This question is one of the top features requested from ORCID in their ideas forum. ORCID provides an answer in their knowledge base with two main methods to help you get an answer. First, there are suggestions for how to search the API, and second, ORCID provides a form to request the total number of users registered with an institutional email address. Do vote for this idea in the ideas forum if you would like to see the feature prioritised. Member institutions also receive monthly statistics and reports, which are accessed through the links in the monthly newsletter from ORCID. See next FAQ: What reports does ORCID provide on statistics of users from my institution signed up to ORCID?
What reports does ORCID provide on statistics of users from my institution signed up to ORCID?
ORCID made the following announcement in their newsletter of October 2016:
“New feature for premium integrators — email stats!

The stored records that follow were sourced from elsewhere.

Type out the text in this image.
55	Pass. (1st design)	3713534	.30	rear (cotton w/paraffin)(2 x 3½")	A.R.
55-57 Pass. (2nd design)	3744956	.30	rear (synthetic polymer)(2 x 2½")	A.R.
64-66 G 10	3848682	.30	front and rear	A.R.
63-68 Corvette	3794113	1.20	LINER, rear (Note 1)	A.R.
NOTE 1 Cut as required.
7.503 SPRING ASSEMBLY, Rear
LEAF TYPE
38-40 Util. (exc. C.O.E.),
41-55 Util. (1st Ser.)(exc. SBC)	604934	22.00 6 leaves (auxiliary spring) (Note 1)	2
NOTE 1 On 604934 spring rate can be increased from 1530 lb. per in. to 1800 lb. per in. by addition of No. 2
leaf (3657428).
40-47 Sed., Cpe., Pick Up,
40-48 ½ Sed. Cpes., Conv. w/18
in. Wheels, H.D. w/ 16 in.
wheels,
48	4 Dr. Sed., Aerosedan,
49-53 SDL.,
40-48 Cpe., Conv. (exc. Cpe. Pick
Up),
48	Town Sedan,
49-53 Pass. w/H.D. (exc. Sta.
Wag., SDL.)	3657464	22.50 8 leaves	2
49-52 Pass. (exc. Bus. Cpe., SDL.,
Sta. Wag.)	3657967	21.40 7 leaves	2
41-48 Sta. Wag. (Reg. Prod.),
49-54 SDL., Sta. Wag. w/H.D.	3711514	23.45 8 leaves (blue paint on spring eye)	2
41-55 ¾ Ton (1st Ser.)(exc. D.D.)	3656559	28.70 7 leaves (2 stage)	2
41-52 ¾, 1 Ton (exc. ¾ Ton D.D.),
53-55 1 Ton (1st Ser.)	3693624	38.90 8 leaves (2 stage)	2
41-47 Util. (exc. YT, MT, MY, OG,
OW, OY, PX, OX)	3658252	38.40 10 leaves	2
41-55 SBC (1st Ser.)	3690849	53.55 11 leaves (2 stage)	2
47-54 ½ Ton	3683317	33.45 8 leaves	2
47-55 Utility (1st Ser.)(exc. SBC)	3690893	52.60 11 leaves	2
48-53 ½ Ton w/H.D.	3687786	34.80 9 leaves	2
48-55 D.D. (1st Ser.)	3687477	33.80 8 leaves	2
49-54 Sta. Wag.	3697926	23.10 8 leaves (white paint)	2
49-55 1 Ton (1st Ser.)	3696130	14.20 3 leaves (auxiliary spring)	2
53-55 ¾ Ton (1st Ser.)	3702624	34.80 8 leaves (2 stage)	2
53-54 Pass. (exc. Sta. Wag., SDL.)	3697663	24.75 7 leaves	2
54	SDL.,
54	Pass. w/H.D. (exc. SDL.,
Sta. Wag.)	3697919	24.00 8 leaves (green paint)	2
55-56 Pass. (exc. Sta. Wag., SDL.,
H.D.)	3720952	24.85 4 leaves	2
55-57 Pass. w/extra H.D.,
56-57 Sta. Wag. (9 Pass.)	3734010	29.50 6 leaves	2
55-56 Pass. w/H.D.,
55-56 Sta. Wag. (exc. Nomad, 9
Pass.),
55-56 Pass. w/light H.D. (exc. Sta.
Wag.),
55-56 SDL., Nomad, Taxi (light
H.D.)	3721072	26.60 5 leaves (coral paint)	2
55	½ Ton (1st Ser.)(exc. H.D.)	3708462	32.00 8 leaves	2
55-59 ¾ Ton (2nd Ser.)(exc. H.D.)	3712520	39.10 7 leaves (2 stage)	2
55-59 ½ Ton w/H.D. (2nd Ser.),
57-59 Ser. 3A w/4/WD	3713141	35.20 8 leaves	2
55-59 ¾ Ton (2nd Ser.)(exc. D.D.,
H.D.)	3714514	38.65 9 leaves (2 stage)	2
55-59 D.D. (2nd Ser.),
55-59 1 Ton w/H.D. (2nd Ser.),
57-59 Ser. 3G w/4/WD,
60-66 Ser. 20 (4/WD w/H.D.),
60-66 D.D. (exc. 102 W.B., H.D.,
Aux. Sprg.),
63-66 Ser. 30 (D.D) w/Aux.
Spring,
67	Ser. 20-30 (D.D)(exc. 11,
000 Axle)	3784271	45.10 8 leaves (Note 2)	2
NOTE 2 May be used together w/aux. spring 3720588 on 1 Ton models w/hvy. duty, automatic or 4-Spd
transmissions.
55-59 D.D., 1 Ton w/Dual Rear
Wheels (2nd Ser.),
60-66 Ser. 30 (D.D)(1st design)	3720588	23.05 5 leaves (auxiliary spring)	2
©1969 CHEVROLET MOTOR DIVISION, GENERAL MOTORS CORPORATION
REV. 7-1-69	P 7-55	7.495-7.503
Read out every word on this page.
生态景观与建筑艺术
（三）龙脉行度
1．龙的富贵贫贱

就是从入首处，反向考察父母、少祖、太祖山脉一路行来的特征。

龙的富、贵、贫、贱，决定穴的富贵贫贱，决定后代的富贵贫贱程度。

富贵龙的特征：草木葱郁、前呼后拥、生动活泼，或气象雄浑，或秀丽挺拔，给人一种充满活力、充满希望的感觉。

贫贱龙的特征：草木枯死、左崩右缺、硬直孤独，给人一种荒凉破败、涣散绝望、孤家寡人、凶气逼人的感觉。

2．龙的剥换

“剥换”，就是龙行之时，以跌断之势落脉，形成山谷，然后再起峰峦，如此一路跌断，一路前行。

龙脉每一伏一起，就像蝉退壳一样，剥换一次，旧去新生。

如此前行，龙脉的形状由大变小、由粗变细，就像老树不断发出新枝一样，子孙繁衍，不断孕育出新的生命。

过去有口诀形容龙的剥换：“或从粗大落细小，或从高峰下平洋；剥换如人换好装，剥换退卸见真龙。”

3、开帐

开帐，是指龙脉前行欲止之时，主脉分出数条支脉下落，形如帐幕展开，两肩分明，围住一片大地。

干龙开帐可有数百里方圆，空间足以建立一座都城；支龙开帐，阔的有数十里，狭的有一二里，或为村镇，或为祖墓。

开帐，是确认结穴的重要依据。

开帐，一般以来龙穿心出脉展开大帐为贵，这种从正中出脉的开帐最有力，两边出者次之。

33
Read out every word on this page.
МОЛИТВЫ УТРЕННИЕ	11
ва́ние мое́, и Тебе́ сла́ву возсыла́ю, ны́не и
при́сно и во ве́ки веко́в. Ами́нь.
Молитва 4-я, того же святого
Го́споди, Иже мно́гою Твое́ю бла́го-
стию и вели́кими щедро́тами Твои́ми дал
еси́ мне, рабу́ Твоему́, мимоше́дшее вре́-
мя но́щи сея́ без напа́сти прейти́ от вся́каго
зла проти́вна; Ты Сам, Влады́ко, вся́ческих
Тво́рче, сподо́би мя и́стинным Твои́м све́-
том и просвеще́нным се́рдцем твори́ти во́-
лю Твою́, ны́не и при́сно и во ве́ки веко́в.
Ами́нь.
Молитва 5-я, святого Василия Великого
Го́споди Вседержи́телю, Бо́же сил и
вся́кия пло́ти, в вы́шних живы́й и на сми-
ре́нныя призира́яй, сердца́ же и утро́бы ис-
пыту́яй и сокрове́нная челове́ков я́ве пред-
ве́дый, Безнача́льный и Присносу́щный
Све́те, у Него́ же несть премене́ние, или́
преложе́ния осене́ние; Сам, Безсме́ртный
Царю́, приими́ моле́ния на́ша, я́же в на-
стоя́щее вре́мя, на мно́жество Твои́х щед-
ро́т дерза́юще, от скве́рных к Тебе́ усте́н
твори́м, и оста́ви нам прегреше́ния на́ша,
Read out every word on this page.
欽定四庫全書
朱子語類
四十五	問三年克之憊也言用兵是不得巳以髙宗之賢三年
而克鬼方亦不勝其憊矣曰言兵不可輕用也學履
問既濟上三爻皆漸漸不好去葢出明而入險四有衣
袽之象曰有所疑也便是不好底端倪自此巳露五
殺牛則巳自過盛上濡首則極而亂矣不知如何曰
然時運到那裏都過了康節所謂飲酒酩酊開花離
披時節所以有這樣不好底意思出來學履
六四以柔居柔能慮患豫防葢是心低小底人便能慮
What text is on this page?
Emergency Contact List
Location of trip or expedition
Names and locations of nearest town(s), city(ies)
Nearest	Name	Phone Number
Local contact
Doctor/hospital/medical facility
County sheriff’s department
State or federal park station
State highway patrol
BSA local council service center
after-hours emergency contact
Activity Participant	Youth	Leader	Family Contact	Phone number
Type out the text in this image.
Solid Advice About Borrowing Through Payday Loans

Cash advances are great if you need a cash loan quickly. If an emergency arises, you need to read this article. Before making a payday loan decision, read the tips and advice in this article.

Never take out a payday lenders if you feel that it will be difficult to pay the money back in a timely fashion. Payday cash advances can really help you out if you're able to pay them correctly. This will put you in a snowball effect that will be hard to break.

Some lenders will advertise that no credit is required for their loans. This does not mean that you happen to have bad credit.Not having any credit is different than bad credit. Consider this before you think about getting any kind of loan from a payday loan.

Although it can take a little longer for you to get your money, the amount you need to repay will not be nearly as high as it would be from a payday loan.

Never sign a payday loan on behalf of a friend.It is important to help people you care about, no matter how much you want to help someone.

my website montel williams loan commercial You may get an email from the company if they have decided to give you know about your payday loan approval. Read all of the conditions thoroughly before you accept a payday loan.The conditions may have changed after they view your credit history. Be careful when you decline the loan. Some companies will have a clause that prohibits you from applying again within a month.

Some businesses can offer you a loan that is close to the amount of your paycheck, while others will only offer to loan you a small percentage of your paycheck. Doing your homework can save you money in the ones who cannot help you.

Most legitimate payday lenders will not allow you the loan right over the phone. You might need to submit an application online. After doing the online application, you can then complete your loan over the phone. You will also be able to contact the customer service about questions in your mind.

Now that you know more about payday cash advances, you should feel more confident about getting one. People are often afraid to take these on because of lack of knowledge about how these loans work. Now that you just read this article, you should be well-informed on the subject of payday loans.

We are pleased to announce a new feature in your premium member reports: email stats! Beginning this month, premium members with live integrations will find these new report sections:
- Records registered to your email domain(s)
Count of unique ORCID iDs that include an address within your institution’s email domain(s)
- Records registered to your email domain(s) AND associated with your client IDCount of unique ORCID iDs which include an address within your institution’s email domain(s) and which include your institution as a Trusted Party (i.e. records for which your institution has a valid access token)
How do we determine your email domains?
We don’t have a crystal ball that lets us know about all members’ email domains, so we’re starting out by including domains that match the website URL that we have on file for your organization. For example, if your website URL is www.universitycollege.edu, we’re searching emails such as firstname.lastname@example.org.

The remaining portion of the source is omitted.